Namun, tidak semua warga memiliki akses dan menikmati layanan berkualitas tersebut. Saat ini, kota ini memiliki 94 komune, kelurahan, dan zona khusus; banyak dari wilayah ini masih kekurangan fasilitas, buku, dan sumber daya manusia perpustakaan yang memadai.
Untuk menjembatani kesenjangan ini, perlu dilakukan investasi komprehensif pada sistem perpustakaan akar rumput, melengkapi beragam sumber buku, dan terutama mengembangkan perpustakaan elektronik untuk memperpendek kesenjangan budaya membaca antara daerah pusat dan pinggiran kota; membantu masyarakat di daerah pinggiran dan daerah yang kurang beruntung memiliki kesempatan untuk mengakses pengetahuan, serta berkontribusi pada penyebaran budaya membaca secara luas di masyarakat.
Tn. HO VAN Y, WAKIL DIREKTUR PUSAT PENYEDIAAN PELAYANAN PUBLIK KECAMATAN HOA KHANH:
Perhatikan ketersediaan staf di perpustakaan.
Koleksi perpustakaan kini kaya dan saling terhubung di seluruh sistem, sehingga berkontribusi dalam menarik pembaca, terutama mahasiswa.
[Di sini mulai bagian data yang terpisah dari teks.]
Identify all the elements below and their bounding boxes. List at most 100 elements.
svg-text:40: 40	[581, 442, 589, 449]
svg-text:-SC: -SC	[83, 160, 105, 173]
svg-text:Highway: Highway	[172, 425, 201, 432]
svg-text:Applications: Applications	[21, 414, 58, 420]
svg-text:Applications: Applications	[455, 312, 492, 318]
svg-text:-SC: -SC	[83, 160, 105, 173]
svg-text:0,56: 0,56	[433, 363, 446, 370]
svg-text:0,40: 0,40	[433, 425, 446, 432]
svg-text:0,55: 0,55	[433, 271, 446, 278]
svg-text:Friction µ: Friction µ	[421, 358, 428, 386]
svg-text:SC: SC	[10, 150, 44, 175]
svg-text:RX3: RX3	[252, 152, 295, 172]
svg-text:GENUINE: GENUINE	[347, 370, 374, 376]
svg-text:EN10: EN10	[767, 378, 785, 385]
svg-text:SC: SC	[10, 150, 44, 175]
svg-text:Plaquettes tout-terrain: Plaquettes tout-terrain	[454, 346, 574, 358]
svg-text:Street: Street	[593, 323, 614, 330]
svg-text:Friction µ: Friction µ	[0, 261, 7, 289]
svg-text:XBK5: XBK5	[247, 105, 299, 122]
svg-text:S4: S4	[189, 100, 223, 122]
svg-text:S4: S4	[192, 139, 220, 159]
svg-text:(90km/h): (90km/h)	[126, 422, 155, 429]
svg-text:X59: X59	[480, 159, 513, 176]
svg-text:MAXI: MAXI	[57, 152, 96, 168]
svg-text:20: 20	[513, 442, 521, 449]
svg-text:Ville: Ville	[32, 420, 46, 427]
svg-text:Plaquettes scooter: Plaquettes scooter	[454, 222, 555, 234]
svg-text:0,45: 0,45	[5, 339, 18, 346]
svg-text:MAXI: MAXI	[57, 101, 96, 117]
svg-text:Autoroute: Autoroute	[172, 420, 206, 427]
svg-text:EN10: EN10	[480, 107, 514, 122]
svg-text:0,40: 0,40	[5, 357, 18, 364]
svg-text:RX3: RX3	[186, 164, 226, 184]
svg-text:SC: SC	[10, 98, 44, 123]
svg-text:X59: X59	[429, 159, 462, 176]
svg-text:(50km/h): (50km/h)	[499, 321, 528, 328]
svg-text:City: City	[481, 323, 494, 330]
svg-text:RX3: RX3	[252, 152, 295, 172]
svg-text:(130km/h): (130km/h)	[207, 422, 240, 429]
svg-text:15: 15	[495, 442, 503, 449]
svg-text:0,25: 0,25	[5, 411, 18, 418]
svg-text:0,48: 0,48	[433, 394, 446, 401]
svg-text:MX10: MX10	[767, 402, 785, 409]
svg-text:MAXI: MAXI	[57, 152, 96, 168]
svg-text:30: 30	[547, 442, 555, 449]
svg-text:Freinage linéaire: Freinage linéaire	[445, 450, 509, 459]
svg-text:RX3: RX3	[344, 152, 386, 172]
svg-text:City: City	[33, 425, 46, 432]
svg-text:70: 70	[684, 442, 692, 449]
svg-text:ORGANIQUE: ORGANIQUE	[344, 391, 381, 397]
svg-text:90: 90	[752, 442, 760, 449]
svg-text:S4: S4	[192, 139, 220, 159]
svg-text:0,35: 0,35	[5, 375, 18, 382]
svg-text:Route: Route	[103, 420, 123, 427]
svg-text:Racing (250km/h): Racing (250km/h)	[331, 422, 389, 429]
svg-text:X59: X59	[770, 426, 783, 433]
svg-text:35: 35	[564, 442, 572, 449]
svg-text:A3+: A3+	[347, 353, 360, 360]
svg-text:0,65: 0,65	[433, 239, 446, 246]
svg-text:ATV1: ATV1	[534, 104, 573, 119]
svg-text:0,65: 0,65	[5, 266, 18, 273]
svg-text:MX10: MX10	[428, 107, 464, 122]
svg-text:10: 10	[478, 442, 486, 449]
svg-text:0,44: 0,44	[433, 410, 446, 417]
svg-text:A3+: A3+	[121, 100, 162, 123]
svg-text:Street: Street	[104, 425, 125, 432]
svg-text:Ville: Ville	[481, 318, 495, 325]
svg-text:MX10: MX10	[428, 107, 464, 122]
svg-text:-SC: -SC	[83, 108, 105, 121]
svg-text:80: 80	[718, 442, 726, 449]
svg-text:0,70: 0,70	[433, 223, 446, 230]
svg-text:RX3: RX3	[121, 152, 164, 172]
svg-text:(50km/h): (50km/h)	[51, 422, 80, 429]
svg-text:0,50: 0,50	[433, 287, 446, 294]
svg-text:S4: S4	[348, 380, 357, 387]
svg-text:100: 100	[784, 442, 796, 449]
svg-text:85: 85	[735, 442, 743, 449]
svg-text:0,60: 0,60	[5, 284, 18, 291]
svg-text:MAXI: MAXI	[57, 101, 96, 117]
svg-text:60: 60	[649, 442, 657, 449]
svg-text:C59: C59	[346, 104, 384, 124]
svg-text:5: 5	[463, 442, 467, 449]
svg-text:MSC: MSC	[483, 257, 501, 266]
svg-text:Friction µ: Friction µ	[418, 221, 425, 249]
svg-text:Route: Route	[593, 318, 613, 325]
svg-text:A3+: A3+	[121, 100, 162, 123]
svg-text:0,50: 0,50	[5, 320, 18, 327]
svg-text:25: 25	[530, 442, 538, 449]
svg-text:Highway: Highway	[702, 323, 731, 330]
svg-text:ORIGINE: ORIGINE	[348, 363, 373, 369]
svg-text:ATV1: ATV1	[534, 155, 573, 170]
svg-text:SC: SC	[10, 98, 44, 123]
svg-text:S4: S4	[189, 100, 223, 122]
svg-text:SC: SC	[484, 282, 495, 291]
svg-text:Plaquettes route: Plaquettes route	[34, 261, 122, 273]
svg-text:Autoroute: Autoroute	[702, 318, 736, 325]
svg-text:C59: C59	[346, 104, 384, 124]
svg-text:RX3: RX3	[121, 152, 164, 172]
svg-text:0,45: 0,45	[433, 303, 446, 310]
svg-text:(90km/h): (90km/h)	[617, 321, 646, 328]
Untuk memastikan keberlanjutan dan keberlangsungan operasional perpustakaan umum dalam jangka panjang, kami berharap pemerintah kota akan memprioritaskan penambahan staf dan menyediakan pendanaan untuk pelatihan bagi staf perpustakaan. Kami juga berharap pemerintah kota akan berinvestasi dalam perangkat lunak dan sistem elektronik yang saling terhubung untuk memastikan integrasi yang lancar di seluruh sektor, yang mengarah pada pengembangan yang berkelanjutan, efisien, dan jangka panjang.